Ruth and the Green Book Ruth and the Green Book is the story of one black family's trip from Chicago to Alabama by car in the late 1940s. Along the way they encounter prejudice, but they also discover The Green Book, a real guide to accommodations which was published for decades to aid African-American travelers as they faced prejudice on the roads across the country. Ron’s Big Mission Nine-year-old Ron loves going to the Lake City Public Library to look through all the books on airplanes and flight. Today, Ron is ready to take out books by "himself." But in the segregated world of South Carolina in the 1950s, Ron's obtaining his own library card is not just a small rite of passage - it is a young man's first courageous mission.

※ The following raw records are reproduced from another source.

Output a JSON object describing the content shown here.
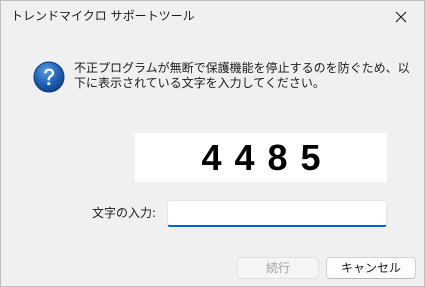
{
  "window": {
    "title": "トレンドマイクロ サポートツール"
  },
  "icons": {
    "close": "close-icon",
    "question": "question-icon",
    "question_color": "#1c5fb4"
  },
  "message": "不正プログラムが無断で保護機能を停止するのを防ぐため、以下に表示されている文字を入力してください。",
  "captcha": {
    "code": "4485"
  },
  "input": {
    "label": "文字の入力:",
    "value": ""
  },
  "buttons": {
    "continue_label": "続行",
    "cancel_label": "キャンセル"
  },
  "colors": {
    "accent": "#0067c0",
    "background": "#f0f0f0",
    "disabled_text": "#a0a0a0"
  }
}
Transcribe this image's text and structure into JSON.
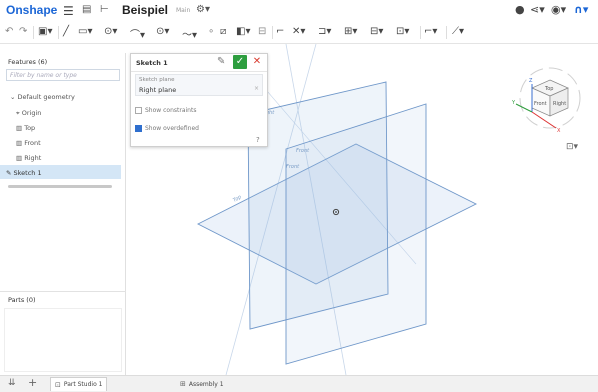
{
  "app": {
    "logo": "Onshape",
    "doc_title": "Beispiel",
    "branch": "Main"
  },
  "header_icons": {
    "menu": "☰",
    "docs": "▤",
    "version": "⊢",
    "gear": "⚙▾",
    "comment": "●",
    "share": "⋖▾",
    "help": "◉▾",
    "user": "∩▾"
  },
  "toolbar": {
    "undo": "↶",
    "redo": "↷",
    "features": "▣▾",
    "line": "╱",
    "rect": "▭▾",
    "circle": "⊙▾",
    "arc": "⌒▾",
    "spline": "⊙▾",
    "curve": "～▾",
    "point": "∘",
    "sketch_mirror": "⧄",
    "construction": "◧▾",
    "plane": "⊟",
    "fillet": "⌐",
    "trim": "✕▾",
    "offset": "⊐▾",
    "pattern": "⊞▾",
    "dimension": "⊟▾",
    "mate": "⊡▾",
    "tangent": "⌐▾",
    "constraint": "⟋▾"
  },
  "feature_list": {
    "header": "Features (6)",
    "filter_placeholder": "Filter by name or type",
    "items": [
      {
        "label": "⌄ Default geometry"
      },
      {
        "label": "⌖ Origin"
      },
      {
        "label": "▥ Top"
      },
      {
        "label": "▥ Front"
      },
      {
        "label": "▥ Right"
      },
      {
        "label": "✎ Sketch 1"
      }
    ]
  },
  "parts": {
    "header": "Parts (0)"
  },
  "dialog": {
    "title": "Sketch 1",
    "ok": "✓",
    "cancel": "✕",
    "pencil": "✎",
    "field_label": "Sketch plane",
    "field_value": "Right plane",
    "field_clear": "×",
    "show_constraints": "Show constraints",
    "show_overdefined": "Show overdefined",
    "help": "?"
  },
  "viewport": {
    "labels": {
      "right": "Right",
      "front": "Front",
      "top": "Top"
    }
  },
  "view_cube": {
    "face_top": "Top",
    "face_front": "Front",
    "face_right": "Right",
    "axis_x": "X",
    "axis_y": "Y",
    "axis_z": "Z",
    "menu": "⊡▾"
  },
  "bottom_bar": {
    "icons": {
      "panel": "⇊",
      "add": "+"
    },
    "tabs": [
      {
        "icon": "⊡",
        "label": "Part Studio 1"
      },
      {
        "icon": "⊞",
        "label": "Assembly 1"
      }
    ]
  },
  "colors": {
    "brand": "#1b66d6",
    "accept": "#2e9e3f",
    "cancel": "#d93b2f",
    "plane": "#4a7fc1",
    "selection": "#d4e6f6"
  }
}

After reading: Have your whiz kid write down three things that were important or that they learned. Talk together about what they learned and observed about the way different people are treated. Introduce the term civil rights. Google historic events like Brown v. Board or people like Malcom X and Martin Luther King, Jr. Show them photos of this time period and discuss what it would have been like, what they think the people were feeling when the photo was taken.
National Guard escort African American students to Sturgis High School in Kentucky. (Image courtesy of the Library of Congress NAACP Records) Malcom X
What will they comprehend? Rights of women and African Americans in the past and present - Compare the daily lives of children and their families in the past and in the present.

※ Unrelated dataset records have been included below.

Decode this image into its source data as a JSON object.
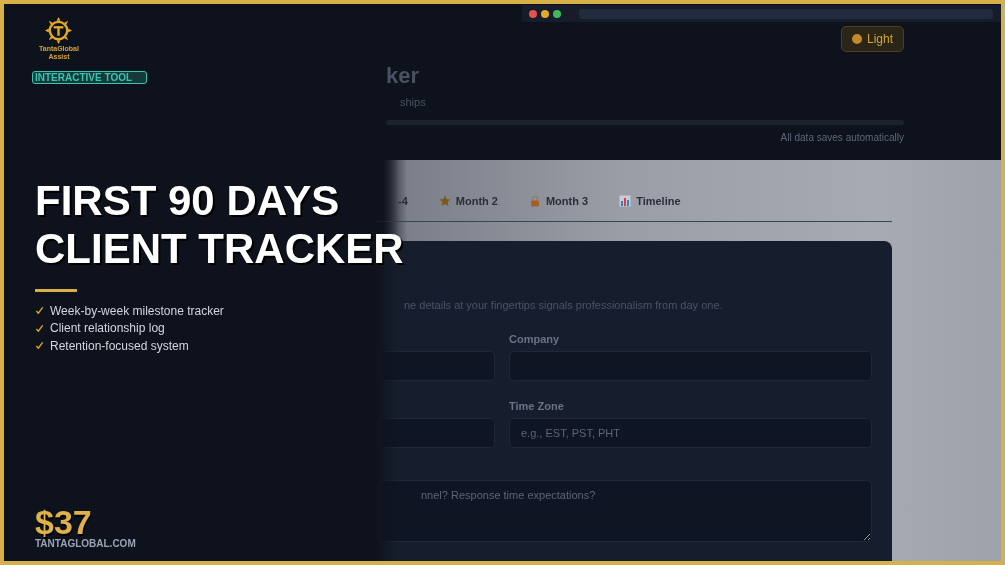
{
  "brand": {
    "name": "TantaGlobal",
    "tagline": "Assist"
  },
  "badge": "INTERACTIVE TOOL",
  "headline": [
    "FIRST 90 DAYS",
    "CLIENT TRACKER"
  ],
  "features": [
    "Week-by-week milestone tracker",
    "Client relationship log",
    "Retention-focused system"
  ],
  "price": "$37",
  "website": "TANTAGLOBAL.COM",
  "app": {
    "title": "ker",
    "subtitle": "ships",
    "theme_button": "Light",
    "save_note": "All data saves automatically",
    "tabs": [
      {
        "label": "-4",
        "selected": false
      },
      {
        "label": "Month 2",
        "selected": false
      },
      {
        "label": "Month 3",
        "selected": false
      },
      {
        "label": "Timeline",
        "selected": false
      }
    ],
    "description": "ne details at your fingertips signals professionalism from day one.",
    "fields": [
      {
        "kind": "input"
      },
      {
        "kind": "input",
        "label": "Company"
      },
      {
        "kind": "input"
      },
      {
        "kind": "input",
        "label": "Time Zone",
        "placeholder": "e.g., EST, PST, PHT"
      },
      {
        "kind": "textarea",
        "placeholder": "nnel? Response time expectations?"
      }
    ]
  }
}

Kindergartners aren’t too young to discuss civil rights. All you have to do is keep the discussion the fight for civil rights on their level. Discuss the rights and roles of women and how it has changed over time. She Loved Baseball: The Effa Manley Story is a great place to start. Effa always loved baseball. As a young woman, she would go to Yankee Stadium just to see Babe Ruth’s mighty swing. But she never dreamed she would someday own a baseball team. Or be the first—and only—woman ever inducted into the Baseball Hall of Fame. Sojourner Truth's Step-Stomp Stride is also a goodie to start civil rights discussion Born into slavery, Belle had to endure the cruelty of several masters before she escaped to freedom. But she knew she wouldn't really be free unless she was helping to end injustice. That's when she changed her name to Sojourner and began traveling across the country, demanding equal rights for black people and for women. You can discuss the challenges Egga Manley experienced as a woman and African American. Discuss whether her treatment was fair. Introduce the term civil rights and talk about how and why some people had to fight for them and some didn’t. Ask them to think about a time where they felt something unfair happened to them or to someone they know.